Впрочем, совершенно независимо от этих практических соображений и христианских традиций отношения к войне, византийское стратегическое мышление всегда испытывало на себе огромное влияние своих культурных предшественников. Желание сократить людские потери, максимально осторожные действия во время военной кампании, избегание полевых сражений и использование хитрости, ума и обмана или одержать победу при помощи маневрирования, – все это было частью реальных военных конфликтов и дипломатической деятельности и представляло собой элемент давно установившейся традиции, восходящей к эпохе Ранней Римской империи и даже к предшествующему ей времени.

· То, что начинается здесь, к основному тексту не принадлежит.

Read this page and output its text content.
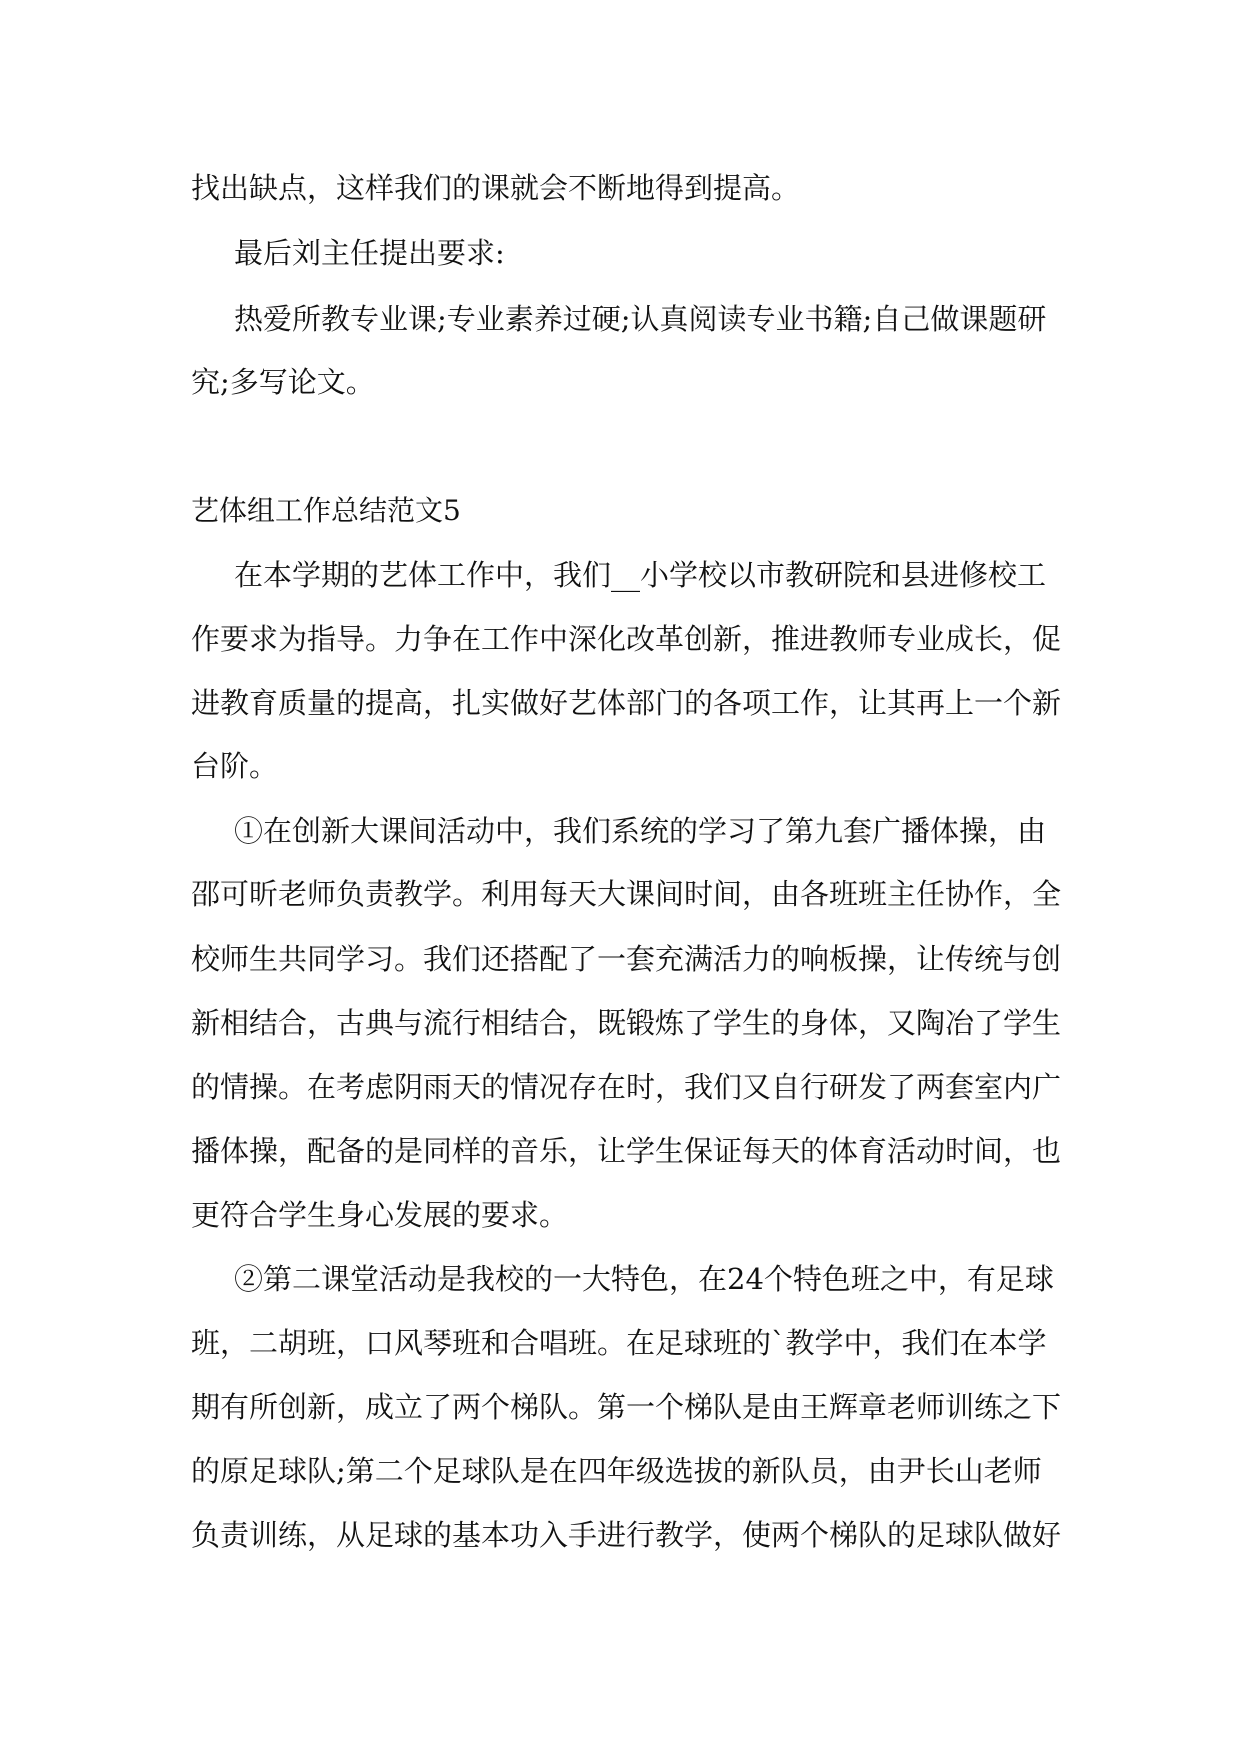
找出缺点，这样我们的课就会不断地得到提高。
最后刘主任提出要求:
热爱所教专业课;专业素养过硬;认真阅读专业书籍;自己做课题研
究;多写论文。
艺体组工作总结范文5
在本学期的艺体工作中，我们__小学校以市教研院和县进修校工
作要求为指导。力争在工作中深化改革创新，推进教师专业成长，促
进教育质量的提高，扎实做好艺体部门的各项工作，让其再上一个新
台阶。
①在创新大课间活动中，我们系统的学习了第九套广播体操，由
邵可昕老师负责教学。利用每天大课间时间，由各班班主任协作，全
校师生共同学习。我们还搭配了一套充满活力的响板操，让传统与创
新相结合，古典与流行相结合，既锻炼了学生的身体，又陶冶了学生
的情操。在考虑阴雨天的情况存在时，我们又自行研发了两套室内广
播体操，配备的是同样的音乐，让学生保证每天的体育活动时间，也
更符合学生身心发展的要求。
②第二课堂活动是我校的一大特色，在24个特色班之中，有足球
班，二胡班，口风琴班和合唱班。在足球班的`教学中，我们在本学
期有所创新，成立了两个梯队。第一个梯队是由王辉章老师训练之下
的原足球队;第二个足球队是在四年级选拔的新队员，由尹长山老师
负责训练，从足球的基本功入手进行教学，使两个梯队的足球队做好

Фундаментальные принципы более ранней античной стратегии, содержащиеся в нескольких руководствах по военному делу, принадлежащих перу Энея Тактика, Оносандра, Арриана и Элиана, писавших в I–II вв. н. э., и, несомненно, следующих более ранним авторам, лишь в незначительно измененной форме снова появляются в византийских военных трактатах. Византийские военачальники и теоретики военного дела брали из этих трактатов не только теоретические принципы военно-тактической организации (в этом плане значение древних писателей неоценимо), но и практически все, что касалось ведения войны. Примечательно, что основные положения этой дохристианской греко-римской военной традиции ничем не отличались от основных идей восточноримскаго христианского мира, а общие идейные принципы были вполне совместимы с принципами христианской культуры. Основные принципы стратегии, как, например, стремление избежать битвы, пассивная тактика, сопровождаемая изматыванием неприятеля, принуждение последнего к растягиванию своих коммуникаций, истощение его при помощи тактики «выжженной земли» и лишение вражеских войск запасов воды, продовольствия и фуража, использование дезертиров и лазутчиков для распространения ложных слухов как во вражеском, так и в своем лагере (который кишел неприятельскими шпионами), постоянно встречаются как в греческих и римских военных трактатах, так и в сочинениях авторов поздневизантийского периодам[1436]1436
  См. Kaegi W. Е. Some Thoughts on Byzantine Military Strategy. Brookline. МА, 1983. Р. 1 – 18.


[Закрыть]
.

Все эти факторы были фундаментальными принципами, определявшими развитие византийской стратегии, как в ближайшей, так и в долгосрочной перспективе. Об этом прекрасно знали как правители Византии, так и авторы военных трактатов, а сами эти принципы непосредственно влияли на возможности действия, как на уровне общей стратегии, так и в конкретных операциях местного значения. Восточная Римская империя всегда должна была противостоять неприятелю по крайней мере на двух, а то и на нескольких границах. С середины VII в. ранее спокойное восточное Средиземноморье стало ареной борьбы двух флотов, византийского и арабского, своего рода «четвертым фронтом», а потому Империя должна была выделить значительные ресурсы на укрепление береговой обороны и поддержание боеспособности флота[1437]1437
  Оболенский Д. Д. Византийское содружество наций. М., 1998. С. 27.


[Закрыть]
. Кроме того, экономическая разруха и сокращение ресурсов сильно ограничивали возможности правительства делать что-либо хоть немного выходящее за пределы сиюминутной ситуации. Так, значительные успехи болгар по утверждению своего положения на Балканах были вызваны именно этими обстоятельствами: Империя имела весьма ограниченные возможности противостоять болгарскому нашествию, поскольку основные ее воинские силы находились в Азии. Восток редко оставался спокойным в течение долгого времени, и только в конце X и начале XI века ситуация позволила византийскому правительству уделить серьезное внимание Балканам, достаточное, чтобы сокрушить болгар[1438]1438
  Острогорский Г. История Византийского государства… С. 229; Haldon J. Byzantium at War… Р. 34.


[Закрыть]
.

В этих условиях оборона была главной заботой византийских императоров. Военные диспозиции византийцев организовывались и осуществлялись на постоянной и логически выверенной основе, а их главной целью было обеспечение выживания Империи путем развертывания своих весьма ограниченных ресурсов и использования их с максимальной эффективностью. То, что они, в силу необходимости, были оборонительными по своей сути, становится совершенно ясным из сообщения Лиутпранда Кремонского, посетившего Византию в середине X в. в качестве посла. Лиутпранд пишет о всевозможных предосторожностях с целью уберечь столицу на случай внезапного ночного нападения (Liutpr., I, 11).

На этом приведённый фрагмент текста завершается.